— Il y a quelque chose qui ne va pas, dit Roman.
— Pourquoi ? dit Vitia. Au contraire … Pr-r-ivalov !
— Pr-r-ojet t-r-ès naïf ! Pr-r-imitif ! Bûcheur-r !
— Les enfants, il nous connaît tous, dit Edik.
— Un petit gr-r-ain de poivr-r-e ! Zér-r-o ! Zér-r-o ! Gr-r-avitation !
— Ampérian, dit Vitia.
— Cr-r-ématoir-r-e ! Pr-r-ématur-ément inter-rompue ! dit le perroquet qui ajouta : Ampèremètre.

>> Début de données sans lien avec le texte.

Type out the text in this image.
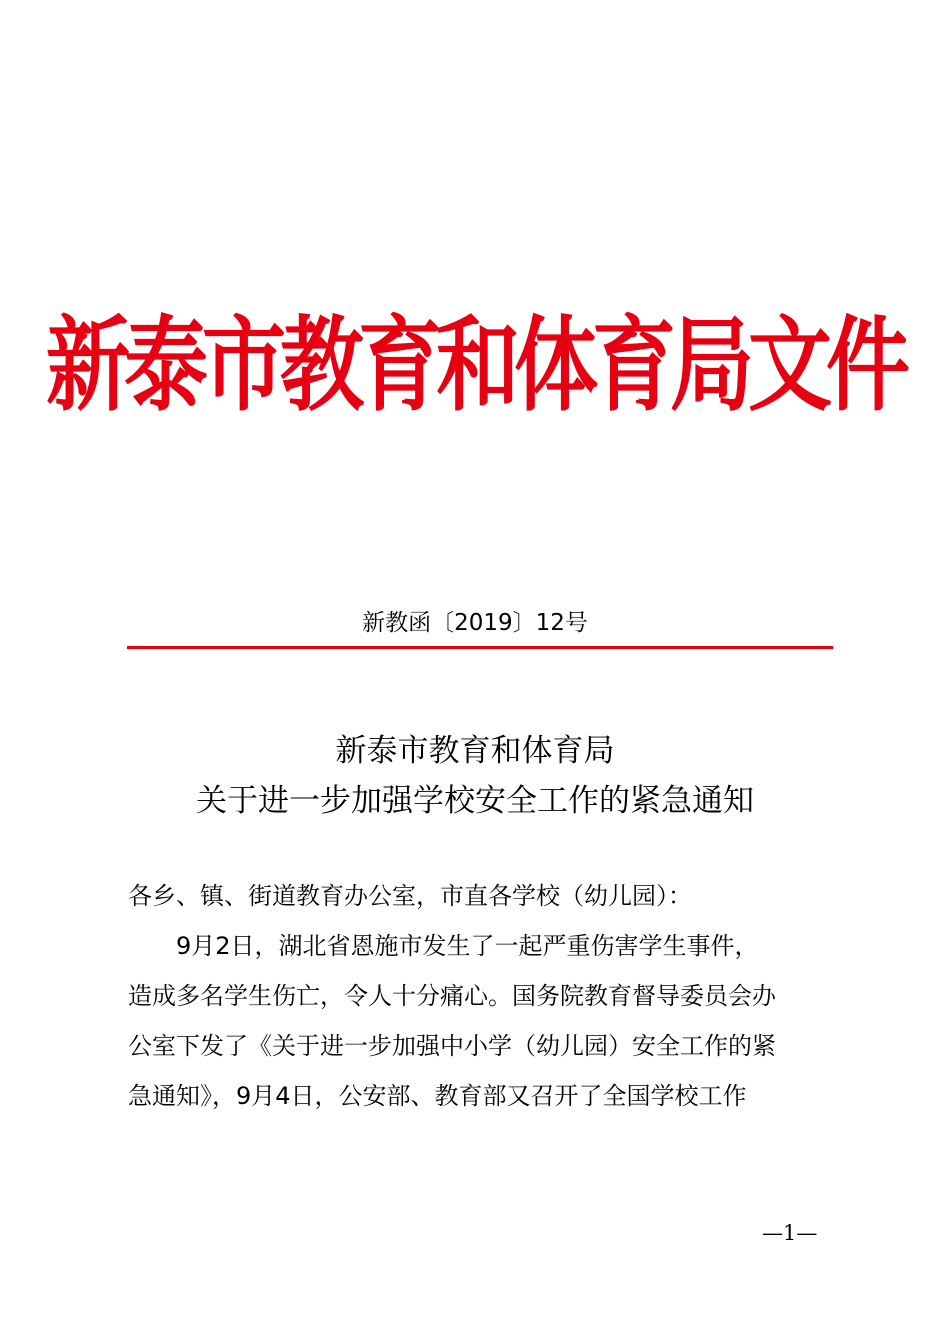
新泰市教育和体育局文件
新教函〔2019〕12号
新泰市教育和体育局
关于进一步加强学校安全工作的紧急通知
各乡、镇、街道教育办公室，市直各学校（幼儿园）：
　　9月2日，湖北省恩施市发生了一起严重伤害学生事件，
造成多名学生伤亡，令人十分痛心。国务院教育督导委员会办
公室下发了《关于进一步加强中小学（幼儿园）安全工作的紧
急通知》，9月4日，公安部、教育部又召开了全国学校工作
—1—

— C’est d’un décousu ! dit Edik.
— Rien n’est jamais décousu, dit Roman, rêveur.
Vitia ouvrit le dictaphone.
— La bande est finie. Dommage.
— Vous savez quoi ? dis-je Le plus simple est de demander à Janus. Ce que c’est que ce perroquet, d’où il vient, etc.
— Qui va le lui demander ? s’informa Vitia.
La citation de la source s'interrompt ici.